If exposed to interesting things such as tasting parties, cooking classes, gardening and even Popeye cartoons kindergarteners may be more likely to eat vegetables, the study said.

Researchers at Mahidol University in Bangkok studied the fruit and vegetable consumption of 26 kindergarteners before and after they participated in a program that used multimedia, role models and play to promote healthy food consumption for a period of eight weeks.

"We got the children planting vegetable seeds, taking part in fruit and vegetable tasting parties, cooking vegetable soup, and watching Popeye cartoons. We also sent letters to parents with tips on encouraging their kids to eat fruit and vegetables, and teachers sat with children at lunch to role model healthy eating," says lead researcher Professor Chutima Sirikulchayanonta, of Mahidol University in Bangkok.

Researchers reported that the vegetable of such children consumption doubled and the types of vegetables they ate increased from two to four after the study.

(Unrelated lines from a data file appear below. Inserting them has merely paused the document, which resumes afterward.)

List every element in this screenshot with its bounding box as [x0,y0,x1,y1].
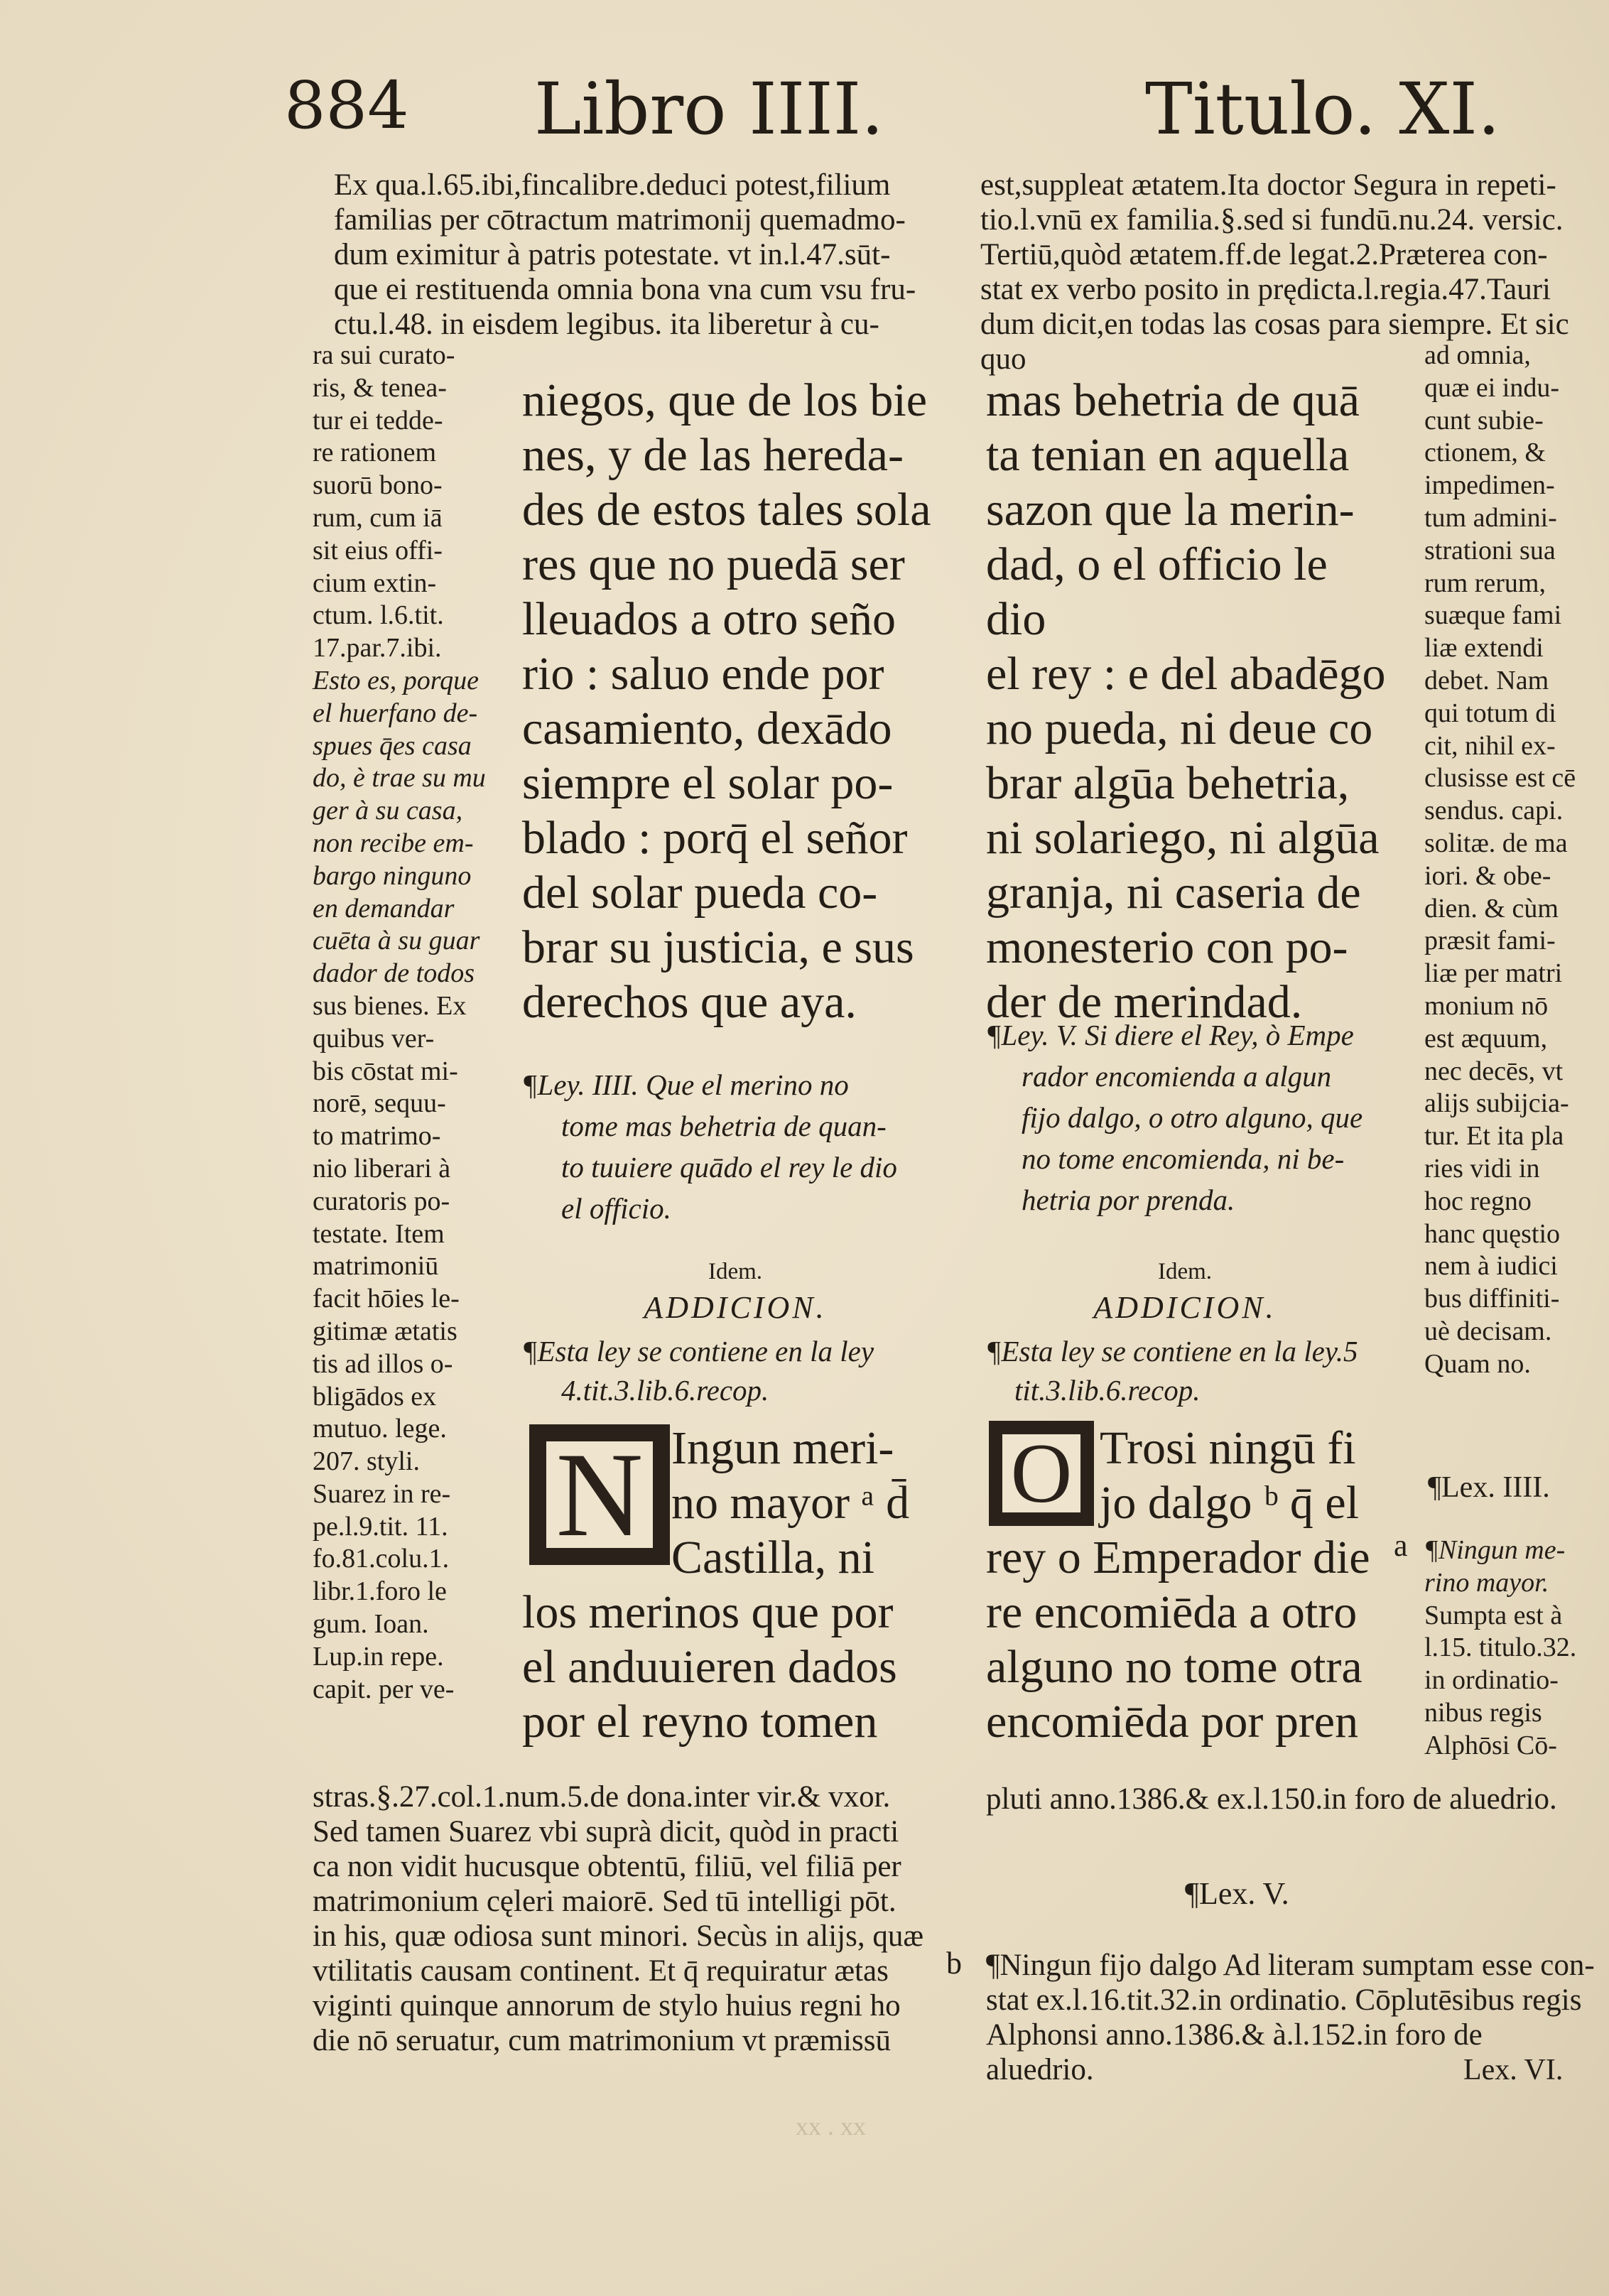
gloss-line: præsit fami- [1424,926,1556,956]
gloss-line: dien. & cùm [1424,893,1559,924]
gloss-line: Esto es, porque [313,665,479,695]
gloss-line: suorū bono- [313,470,443,501]
gloss-line: tis ad illos o- [313,1348,453,1379]
gloss-line: do, è trae su mu [313,763,486,794]
ley4-title [522,1064,948,1229]
ley4-title-line: el officio. [561,1192,671,1225]
gloss-line: nibus regis [1424,1697,1542,1728]
gloss-line: sendus. capi. [1424,796,1564,826]
law-line: Trosi ningū fi [1100,1422,1356,1474]
gloss-line: mutuo. lege. [313,1414,447,1444]
gloss-line: Alphōsi Cō- [1424,1730,1557,1760]
gloss-line: bus diffiniti- [1424,1284,1560,1314]
gloss-line: re rationem [313,438,437,468]
addicion-line: ¶Esta ley se contiene en la ley [522,1335,874,1368]
gloss-line: in his, quæ odiosa sunt minori. Secùs in alijs, quæ [313,1919,924,1953]
gloss-line: qui totum di [1424,698,1556,728]
gloss-right-bottom: pluti anno.1386.& ex.l.150.in foro de aluedrio. [986,1782,1557,1816]
ley4-title-line: to tuuiere quādo el rey le dio [561,1151,897,1184]
gloss-line: spues q̄es casa [313,730,472,761]
law-line: brar algūa behetria, [986,757,1350,809]
ley5-body [986,1421,1412,1749]
gloss-line: quibus ver- [313,1023,435,1054]
gloss-line: l.15. titulo.32. [1424,1632,1577,1663]
law-line: jo dalgo ᵇ q̄ el [1100,1477,1360,1529]
gloss-line: nem à iudici [1424,1251,1558,1282]
law-line: alguno no tome otra [986,1641,1362,1693]
law-line: del solar pueda co- [522,867,878,919]
law-line: niegos, que de los bie [522,374,928,426]
gloss-line: fo.81.colu.1. [313,1544,450,1574]
gloss-right-narrow [1424,340,1595,1381]
ley5-addicion-heading: ADDICION. [1093,1290,1277,1325]
law-line: por el reyno tomen [522,1696,878,1748]
gloss-line: suæque fami [1424,600,1562,631]
law-line: no pueda, ni deue co [986,703,1373,754]
ley5-addicion-text [986,1332,1412,1410]
gloss-line: to matrimo- [313,1121,441,1152]
ley5-title-line: ¶Ley. V. Si diere el Rey, ò Empe [986,1019,1354,1051]
law-line: des de estos tales sola [522,484,931,536]
gloss-line: nio liberari à [313,1153,451,1184]
gloss-line: ¶Ningun me- [1424,1535,1566,1565]
ley5-idem: Idem. [1157,1259,1213,1284]
law-line: siempre el solar po- [522,757,894,809]
gloss-line: stat ex verbo posito in prędicta.l.regia.47.Tauri [980,273,1551,306]
gloss-line: bargo ninguno [313,860,472,891]
law-line: nes, y de las hereda- [522,429,904,481]
gloss-line: norē, sequu- [313,1088,446,1119]
gloss-line: vtilitatis causam continent. Et q̄ requiratur ætas [313,1954,889,1988]
gloss-line: familias per cōtractum matrimonij quemadmo- [334,203,906,237]
law-line: los merinos que por [522,1586,894,1638]
gloss-line: cuēta à su guar [313,926,480,956]
gloss-line: stras.§.27.col.1.num.5.de dona.inter vir.& vxor. [313,1780,891,1814]
law-line: el anduuieren dados [522,1641,897,1693]
gloss-line: strationi sua [1424,535,1556,565]
footnote-marker-b: b [946,1946,962,1981]
gloss-line: rino mayor. [1424,1567,1549,1598]
addicion-line: 4.tit.3.lib.6.recop. [561,1374,769,1407]
law-line: rey o Emperador die [986,1532,1370,1583]
gloss-line: facit hōies le- [313,1284,460,1314]
gloss-line: non recibe em- [313,828,474,858]
law-line: res que no puedā ser [522,538,905,590]
gloss-line: solitæ. de ma [1424,828,1568,858]
addicion-line: tit.3.lib.6.recop. [1014,1374,1201,1407]
law-line: el rey : e del abadēgo [986,648,1386,700]
gloss-bottom-left [313,1780,945,2058]
gloss-line: Ex qua.l.65.ibi,fincalibre.deduci potest,filium [334,168,891,202]
gloss-line: alijs subijcia- [1424,1088,1569,1119]
law-line: derechos que aya. [522,976,857,1028]
gloss-line: sus bienes. Ex [313,990,467,1021]
gloss-line: dum dicit,en todas las cosas para siempre. Et sic quo [980,308,1569,376]
gloss-line: sit eius offi- [313,535,443,565]
gloss-line: el huerfano de- [313,698,478,728]
law-line: no mayor ᵃ d̄ [671,1477,910,1529]
gloss-line: tur. Et ita pla [1424,1121,1564,1152]
gloss-line: uè decisam. [1424,1316,1552,1346]
gloss-line: ger à su casa, [313,796,463,826]
gloss-line: stat ex.l.16.tit.32.in ordinatio. Cōplutēsibus regis [986,1983,1582,2017]
gloss-line: rum, cum iā [313,502,443,533]
gloss-line: 17.par.7.ibi. [313,633,442,664]
gloss-line: hanc quęstio [1424,1218,1561,1249]
gloss-line: ra sui curato- [313,340,455,370]
gloss-left-narrow [313,340,497,1706]
gloss-line: Alphonsi anno.1386.& à.l.152.in foro de aluedrio. [986,2018,1483,2086]
gloss-line: Sumpta est à [1424,1600,1563,1630]
gloss-line: ctu.l.48. in eisdem legibus. ita liberetur à cu- [334,308,879,341]
law-text-col1 [522,373,948,1029]
ley5-title-line: no tome encomienda, ni be- [1022,1142,1345,1175]
gloss-line: quæ ei indu- [1424,372,1559,403]
gloss-line: testate. Item [313,1218,445,1249]
gloss-line: matrimonium cęleri maiorē. Sed tū intelligi pōt. [313,1885,896,1918]
gloss-line: debet. Nam [1424,665,1549,695]
gloss-line: tur ei tedde- [313,405,443,435]
law-text-col2 [986,373,1398,1029]
gloss-line: viginti quinque annorum de stylo huius regni ho [313,1989,901,2022]
gloss-right-lower [1424,1534,1595,1762]
page-number: 884 [284,67,409,144]
gloss-line: pe.l.9.tit. 11. [313,1511,448,1542]
law-line: brar su justicia, e sus [522,921,914,973]
gloss-line: Quam no. [1424,1348,1531,1379]
gloss-line: cium extin- [313,568,437,598]
gloss-line: liæ per matri [1424,958,1563,989]
gloss-line: bligādos ex [313,1381,437,1412]
gloss-line: ca non vidit hucusque obtentū, filiū, vel filiā per [313,1850,901,1883]
law-line: casamiento, dexādo [522,703,892,754]
law-line: granja, ni caseria de [986,867,1361,919]
gloss-line: ctionem, & [1424,438,1546,468]
gloss-line: matrimoniū [313,1251,439,1282]
catchword: xx . xx [796,2112,866,2140]
title-heading: Titulo. XI. [1145,67,1500,151]
gloss-line: ¶Ningun fijo dalgo Ad literam sumptam esse con- [986,1949,1595,1982]
gloss-line: iori. & obe- [1424,860,1551,891]
law-line: ta tenian en aquella [986,429,1350,481]
gloss-line: que ei restituenda omnia bona vna cum vsu fru- [334,273,916,306]
gloss-line: Lup.in repe. [313,1641,444,1672]
gloss-line: monium nō [1424,990,1549,1021]
gloss-line: in ordinatio- [1424,1665,1559,1696]
gloss-line: hoc regno [1424,1186,1532,1216]
gloss-line: capit. per ve- [313,1674,455,1704]
ley4-addicion-heading: ADDICION. [644,1290,827,1325]
gloss-line: nec decēs, vt [1424,1056,1564,1086]
law-line: der de merindad. [986,976,1303,1028]
lex4-label: ¶Lex. IIII. [1428,1471,1550,1504]
gloss-line: Suarez in re- [313,1478,451,1509]
law-line: lleuados a otro seño [522,593,896,645]
ley5-title-line: fijo dalgo, o otro alguno, que [1022,1101,1363,1134]
law-line: mas behetria de quā [986,374,1360,426]
gloss-line: ad omnia, [1424,340,1531,370]
footnote-marker-a: a [1394,1528,1408,1563]
gloss-line: rum rerum, [1424,568,1546,598]
gloss-line: ctum. l.6.tit. [313,600,444,631]
dropcap-letter: N [546,1441,653,1548]
law-line: dad, o el officio le dio [986,538,1328,645]
ley4-idem: Idem. [708,1259,763,1284]
law-line: rio : saluo ende por [522,648,884,700]
law-line: Castilla, ni [671,1532,874,1583]
law-line: Ingun meri- [671,1422,894,1474]
gloss-line: curatoris po- [313,1186,450,1216]
law-line: ni solariego, ni algūa [986,812,1380,864]
gloss-line: cit, nihil ex- [1424,730,1556,761]
gloss-line: Sed tamen Suarez vbi suprà dicit, quòd in practi [313,1815,899,1848]
gloss-line: est æquum, [1424,1023,1548,1054]
law-line: sazon que la merin- [986,484,1355,536]
gloss-line: libr.1.foro le [313,1576,447,1607]
ley4-title-line: tome mas behetria de quan- [561,1110,887,1142]
gloss-line: dador de todos [313,958,475,989]
ley4-body [522,1421,948,1749]
law-line: blado : porq̄ el señor [522,812,908,864]
dropcap-letter: O [1002,1434,1080,1512]
ley4-title-line: ¶Ley. IIII. Que el merino no [522,1068,849,1101]
gloss-line: tum admini- [1424,502,1557,533]
gloss-line: die nō seruatur, cum matrimonium vt præmissū [313,2024,891,2057]
lex6-label: Lex. VI. [1463,2054,1564,2086]
gloss-line: tio.l.vnū ex familia.§.sed si fundū.nu.24. versic. [980,203,1564,237]
gloss-line: liæ extendi [1424,633,1544,664]
ley5-title-line: rador encomienda a algun [1022,1060,1332,1093]
gloss-line: ries vidi in [1424,1153,1540,1184]
gloss-line: gitimæ ætatis [313,1316,457,1346]
gloss-line: clusisse est cē [1424,763,1576,794]
book-heading: Libro IIII. [534,67,884,151]
ley5-title [986,1014,1405,1220]
law-line: monesterio con po- [986,921,1348,973]
gloss-line: ris, & tenea- [313,372,447,403]
gloss-line: Tertiū,quòd ætatem.ff.de legat.2.Præterea con- [980,238,1548,271]
law-line: re encomiēda a otro [986,1586,1358,1638]
gloss-line: gum. Ioan. [313,1609,429,1640]
gloss-line: 207. styli. [313,1446,420,1477]
gloss-line: en demandar [313,893,455,924]
gloss-line: dum eximitur à patris potestate. vt in.l.47.sūt- [334,238,891,271]
ley4-addicion-text [522,1332,948,1410]
gloss-top-left [334,168,959,342]
gloss-line: bis cōstat mi- [313,1056,458,1086]
gloss-line: impedimen- [1424,470,1555,501]
gloss-line: est,suppleat ætatem.Ita doctor Segura in repeti- [980,168,1556,202]
gloss-line: cunt subie- [1424,405,1544,435]
addicion-line: ¶Esta ley se contiene en la ley.5 [986,1335,1358,1368]
law-line: encomiēda por pren [986,1696,1359,1748]
ley5-title-line: hetria por prenda. [1022,1184,1235,1216]
lex5-label: ¶Lex. V. [1185,1876,1289,1911]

In addition, children talked about vegetables more often and were proud they had eaten them in their school lunch, their parents said. The Bangkok-based researchers also noted that children felt special when adults sat next to them and ate the same foods.

Also, involving children in food preparation helps them learn the names and colors of foods and helps develop their hand-eye coordination. Studies have shown that food habits and eating patterns learned in early childhood continue into later childhood and adulthood, Sirikulchayanonta said.

Emphasizing healthy food choices at an early age can have a major impact on a person's future health, she says.